WILD FLAG has come to save the day. No context required. Whether they are doing their three chord, two minute punk spasms (preferred) or their longer, more psychedelic-prog-metal inclined experiments (not as necessary but appreciated), this is a band that has come to play but doesn't mess around. Of course thinking of Sleater-Kinney is unavoidable with both Carrie Brownstein and Janet Weiss in the band but so be it - this project is both a continuation and a new chapter. Rebecca Cole's harmonies with Janet are fantastic and, perhaps surprisingly, seal the deal as making WILD FLAG successful beyond doubt. Mary Timoney needs no litany of superlatives as she lets her power and grace speak for her ability.

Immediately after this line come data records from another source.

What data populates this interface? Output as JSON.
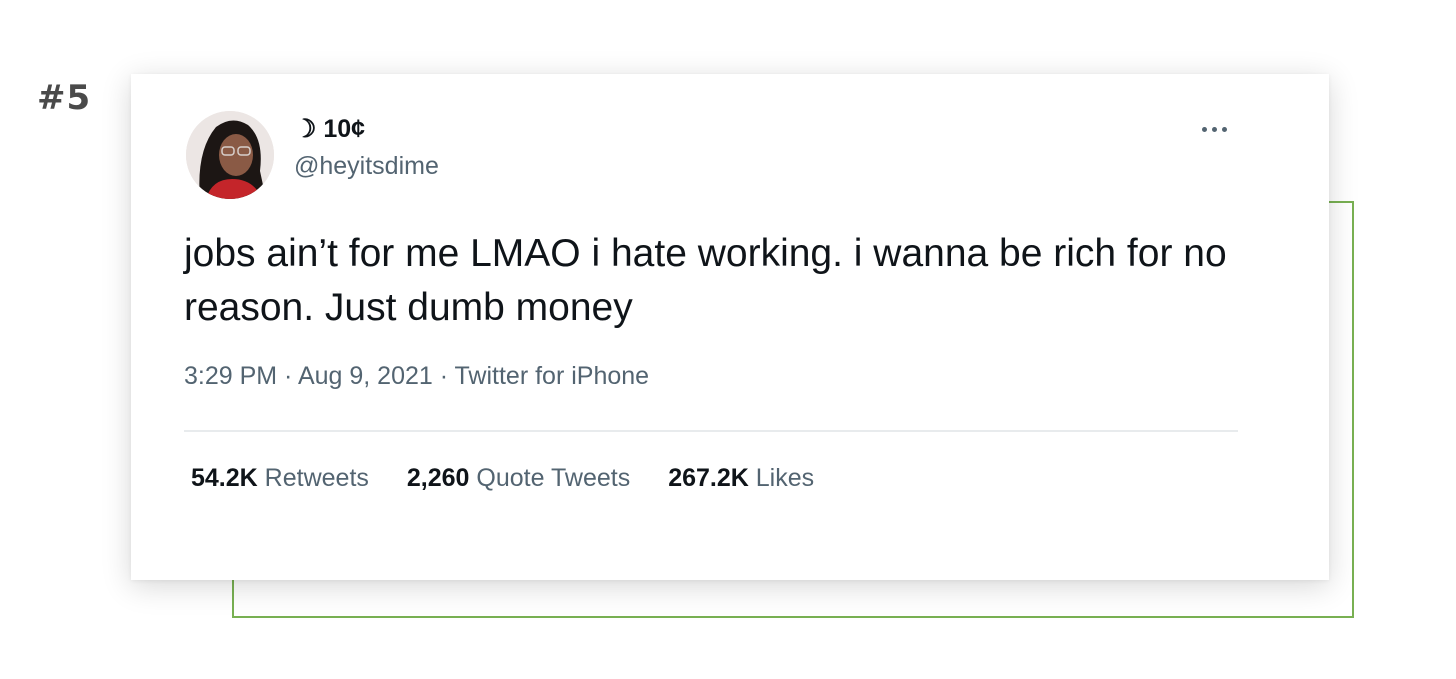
{
  "rank_label": "#5",
  "tweet": {
    "display_name": "☽ 10¢",
    "handle": "@heyitsdime",
    "text": "jobs ain’t for me LMAO i hate working. i wanna be rich for no reason. Just dumb money",
    "meta": "3:29 PM · Aug 9, 2021 · Twitter for iPhone",
    "stats": [
      {
        "value": "54.2K",
        "label": "Retweets"
      },
      {
        "value": "2,260",
        "label": "Quote Tweets"
      },
      {
        "value": "267.2K",
        "label": "Likes"
      }
    ]
  },
  "colors": {
    "frame_outline": "#78b052",
    "text_primary": "#0f1419",
    "text_secondary": "#536471",
    "rank_text": "#4a4a4a"
  },
  "icons": {
    "more": "more-horizontal-icon"
  }
}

Hospitality are one of the many buzzed bands of the moment to have a band name based on a simple lazily-descriptive word (think Givers, Waters, Tennis, Yacht). It makes sense since most of those bands, this one included, make somewhat lazy, non-descriptive Indie pop-rock music. And also fitting their name, Hospitality just seem nice, pleasant.  Maybe what they need is to spell their name out in all capital letters. I mean it.